Большой стол, в виде буквы «П», был накрыт красным сукном посреди зала. Крылья этого стола были очень коротки, всего на три места. А середина – гораздо длиннее, обставлена была с обеих сторон мягкими креслами с низкими, покатыми спинками. В центре стола – для председателя, самого регента, – приготовлено было особое кресло с высокой спинкой, напоминающее трон.
Небольшой стол для секретаря стоял поодаль, между двумя окнами, где больше свету. Стулья с резными, позолоченными спинками, скамьи, обитые дорогой материей, чинно тянулись вдоль стен. Два больших портрета – Анны Иоанновны и младенца-императора Ивана Антоновича – дополняли убранство этого зала, предназначенного на сегодня для большого совета, созванного регентом.
Сам Бирон в ожидании министров один шагал по залу, опустя на грудь свою тяжелую голову, заложив руки за спиной, видимо погруженный в глубокое раздумье.
Услышав движение за входной дверью, он поспешил навстречу и с протянутыми вперед руками встретил фельдмаршала Миниха, который своей легкой, еще молодой походкой вошел в покой.

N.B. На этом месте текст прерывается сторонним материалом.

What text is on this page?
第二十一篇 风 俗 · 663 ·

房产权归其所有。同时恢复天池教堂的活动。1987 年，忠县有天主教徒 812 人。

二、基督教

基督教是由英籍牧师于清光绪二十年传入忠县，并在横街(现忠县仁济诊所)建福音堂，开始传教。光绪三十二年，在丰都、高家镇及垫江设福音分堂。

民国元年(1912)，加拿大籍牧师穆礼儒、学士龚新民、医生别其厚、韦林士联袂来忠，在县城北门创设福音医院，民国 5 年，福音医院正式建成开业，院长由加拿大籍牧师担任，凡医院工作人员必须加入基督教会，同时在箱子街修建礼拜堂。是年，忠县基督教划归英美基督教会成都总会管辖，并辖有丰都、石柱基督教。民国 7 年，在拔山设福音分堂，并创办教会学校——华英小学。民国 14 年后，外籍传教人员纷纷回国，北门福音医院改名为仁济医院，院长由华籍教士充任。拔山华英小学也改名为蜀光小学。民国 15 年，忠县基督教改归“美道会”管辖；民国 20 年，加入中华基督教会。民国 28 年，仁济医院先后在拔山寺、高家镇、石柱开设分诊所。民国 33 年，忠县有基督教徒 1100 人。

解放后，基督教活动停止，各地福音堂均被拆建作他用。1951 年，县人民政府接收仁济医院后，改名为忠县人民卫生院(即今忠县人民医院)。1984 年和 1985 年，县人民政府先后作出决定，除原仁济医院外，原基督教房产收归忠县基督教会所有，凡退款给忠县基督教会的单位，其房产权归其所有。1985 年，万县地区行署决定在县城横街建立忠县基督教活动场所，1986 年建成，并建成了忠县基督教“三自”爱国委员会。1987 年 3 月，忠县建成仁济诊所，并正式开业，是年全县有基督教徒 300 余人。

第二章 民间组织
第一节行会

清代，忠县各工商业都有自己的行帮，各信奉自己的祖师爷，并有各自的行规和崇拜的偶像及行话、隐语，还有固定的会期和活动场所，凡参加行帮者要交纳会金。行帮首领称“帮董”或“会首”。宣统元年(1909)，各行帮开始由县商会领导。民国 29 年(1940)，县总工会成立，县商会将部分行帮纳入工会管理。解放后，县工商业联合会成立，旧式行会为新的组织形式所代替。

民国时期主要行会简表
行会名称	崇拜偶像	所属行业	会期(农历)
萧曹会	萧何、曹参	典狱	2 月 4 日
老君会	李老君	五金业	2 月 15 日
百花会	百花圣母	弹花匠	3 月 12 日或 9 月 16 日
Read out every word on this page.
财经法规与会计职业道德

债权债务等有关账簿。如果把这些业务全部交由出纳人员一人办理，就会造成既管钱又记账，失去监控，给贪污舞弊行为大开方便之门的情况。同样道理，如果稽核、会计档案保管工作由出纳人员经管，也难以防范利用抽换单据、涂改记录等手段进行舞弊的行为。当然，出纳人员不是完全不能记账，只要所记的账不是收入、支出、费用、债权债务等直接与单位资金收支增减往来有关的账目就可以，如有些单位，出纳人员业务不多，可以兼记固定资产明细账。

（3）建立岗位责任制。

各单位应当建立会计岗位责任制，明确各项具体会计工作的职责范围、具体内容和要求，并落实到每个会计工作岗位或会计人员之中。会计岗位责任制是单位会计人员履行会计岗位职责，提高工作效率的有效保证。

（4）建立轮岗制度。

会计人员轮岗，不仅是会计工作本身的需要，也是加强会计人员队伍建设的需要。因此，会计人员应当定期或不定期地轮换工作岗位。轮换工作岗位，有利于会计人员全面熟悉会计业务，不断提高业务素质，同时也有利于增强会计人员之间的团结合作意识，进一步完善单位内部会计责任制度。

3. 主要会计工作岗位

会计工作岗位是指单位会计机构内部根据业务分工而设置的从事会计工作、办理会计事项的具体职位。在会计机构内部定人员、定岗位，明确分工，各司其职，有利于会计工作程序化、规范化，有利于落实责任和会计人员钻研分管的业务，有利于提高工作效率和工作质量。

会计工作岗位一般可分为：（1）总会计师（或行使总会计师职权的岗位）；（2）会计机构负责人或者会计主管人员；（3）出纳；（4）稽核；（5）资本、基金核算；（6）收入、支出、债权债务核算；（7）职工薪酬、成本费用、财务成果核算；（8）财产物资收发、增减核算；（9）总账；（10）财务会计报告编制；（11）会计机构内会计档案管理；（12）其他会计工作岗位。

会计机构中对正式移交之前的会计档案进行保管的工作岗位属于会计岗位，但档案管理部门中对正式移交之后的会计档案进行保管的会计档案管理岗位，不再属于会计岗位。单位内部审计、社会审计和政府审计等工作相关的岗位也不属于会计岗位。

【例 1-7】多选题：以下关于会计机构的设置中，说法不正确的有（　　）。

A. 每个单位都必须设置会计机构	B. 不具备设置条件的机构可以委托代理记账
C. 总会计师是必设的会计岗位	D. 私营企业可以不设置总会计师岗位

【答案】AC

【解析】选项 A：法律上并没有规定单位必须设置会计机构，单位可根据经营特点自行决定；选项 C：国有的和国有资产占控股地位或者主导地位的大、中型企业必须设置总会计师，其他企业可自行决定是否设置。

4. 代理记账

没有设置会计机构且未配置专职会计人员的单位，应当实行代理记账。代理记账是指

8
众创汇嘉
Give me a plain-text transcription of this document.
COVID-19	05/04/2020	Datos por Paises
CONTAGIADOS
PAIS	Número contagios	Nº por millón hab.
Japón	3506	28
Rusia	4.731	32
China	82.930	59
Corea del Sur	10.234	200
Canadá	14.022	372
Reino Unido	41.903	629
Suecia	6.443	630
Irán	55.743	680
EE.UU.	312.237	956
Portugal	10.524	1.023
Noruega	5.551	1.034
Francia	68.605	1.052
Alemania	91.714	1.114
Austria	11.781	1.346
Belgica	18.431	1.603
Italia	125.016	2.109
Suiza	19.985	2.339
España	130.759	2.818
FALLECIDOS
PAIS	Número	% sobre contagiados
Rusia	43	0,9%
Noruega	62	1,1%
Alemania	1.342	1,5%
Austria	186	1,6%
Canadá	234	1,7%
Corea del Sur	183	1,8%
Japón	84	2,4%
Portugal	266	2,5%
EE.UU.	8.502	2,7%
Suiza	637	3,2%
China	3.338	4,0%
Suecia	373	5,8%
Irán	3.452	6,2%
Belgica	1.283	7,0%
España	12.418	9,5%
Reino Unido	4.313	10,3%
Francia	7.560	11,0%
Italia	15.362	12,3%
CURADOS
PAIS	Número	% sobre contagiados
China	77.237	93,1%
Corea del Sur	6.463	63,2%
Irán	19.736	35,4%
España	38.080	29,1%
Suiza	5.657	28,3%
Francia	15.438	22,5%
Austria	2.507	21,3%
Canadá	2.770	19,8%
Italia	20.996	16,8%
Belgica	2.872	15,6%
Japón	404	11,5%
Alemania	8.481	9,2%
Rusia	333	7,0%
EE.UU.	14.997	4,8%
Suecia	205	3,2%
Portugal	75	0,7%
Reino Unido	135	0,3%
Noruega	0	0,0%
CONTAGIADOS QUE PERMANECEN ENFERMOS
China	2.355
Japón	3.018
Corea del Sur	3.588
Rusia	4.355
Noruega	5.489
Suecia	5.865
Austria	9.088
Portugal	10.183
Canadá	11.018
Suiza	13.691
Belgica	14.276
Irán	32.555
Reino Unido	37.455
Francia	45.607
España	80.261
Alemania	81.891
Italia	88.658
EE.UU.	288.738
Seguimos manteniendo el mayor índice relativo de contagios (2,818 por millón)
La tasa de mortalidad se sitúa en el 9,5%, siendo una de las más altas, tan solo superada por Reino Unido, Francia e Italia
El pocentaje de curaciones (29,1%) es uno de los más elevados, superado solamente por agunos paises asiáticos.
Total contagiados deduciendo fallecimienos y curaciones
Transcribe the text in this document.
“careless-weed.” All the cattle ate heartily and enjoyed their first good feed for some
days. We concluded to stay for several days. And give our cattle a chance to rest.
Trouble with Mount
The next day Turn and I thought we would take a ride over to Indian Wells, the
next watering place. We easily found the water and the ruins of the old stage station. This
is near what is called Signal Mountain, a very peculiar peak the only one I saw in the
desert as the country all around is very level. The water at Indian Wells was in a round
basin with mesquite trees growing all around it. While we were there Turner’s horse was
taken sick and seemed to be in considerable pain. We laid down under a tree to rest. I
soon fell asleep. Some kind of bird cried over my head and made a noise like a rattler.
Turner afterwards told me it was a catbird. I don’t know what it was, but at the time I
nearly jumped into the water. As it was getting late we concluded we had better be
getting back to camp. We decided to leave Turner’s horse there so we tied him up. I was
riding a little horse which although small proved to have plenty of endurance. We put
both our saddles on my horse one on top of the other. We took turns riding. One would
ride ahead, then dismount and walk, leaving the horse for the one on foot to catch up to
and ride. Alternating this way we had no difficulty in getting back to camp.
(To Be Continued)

– Ваша светлость! – отдавая почтительный поклон, приветствовал регента царедворец-воин, бережно принимая горячие руки Бирона в свои белые и холеные, как у женщины.
– Рад, рад, дорогой мой друг, что вы пожаловали сегодня немного раньше других господ министров!.. Ну что, как? Обдумали вы то, о чем мы с вами толковали? Мысль, вами высказанная, превосходна. Как только ее в исполнение привести?
– Да весьма просто, ваша светлость! Нынче же, после допроса, пусть и подпишет принц вот это! – протягивая Бирону сложенную бумагу, сказал Миних. – Если только остальные господа министры согласятся, что так необходимо. Главное – Остерман…
– Превосходно! Чудесно! – пробегая глазами бумагу, похвалил Бирон. – Коротко и вполне все выражено. Лакедемонский язык у вас, признаться надо, дорогой фельдмаршал. Наш «оракул», граф Андрей Иваныч нынче непременно пожалует. Я и покажу ему… А остальные министры…
Бирон, только презрительно махнув рукой, продолжал:
– Можно заранее и указ составить. Вот, кстати, и Маслов! – кивнул он в сторону обер-прокурора Маслова, который в сопровождении Ушакова появился в зале. – Он нынче секретарем. Я ему и прикажу.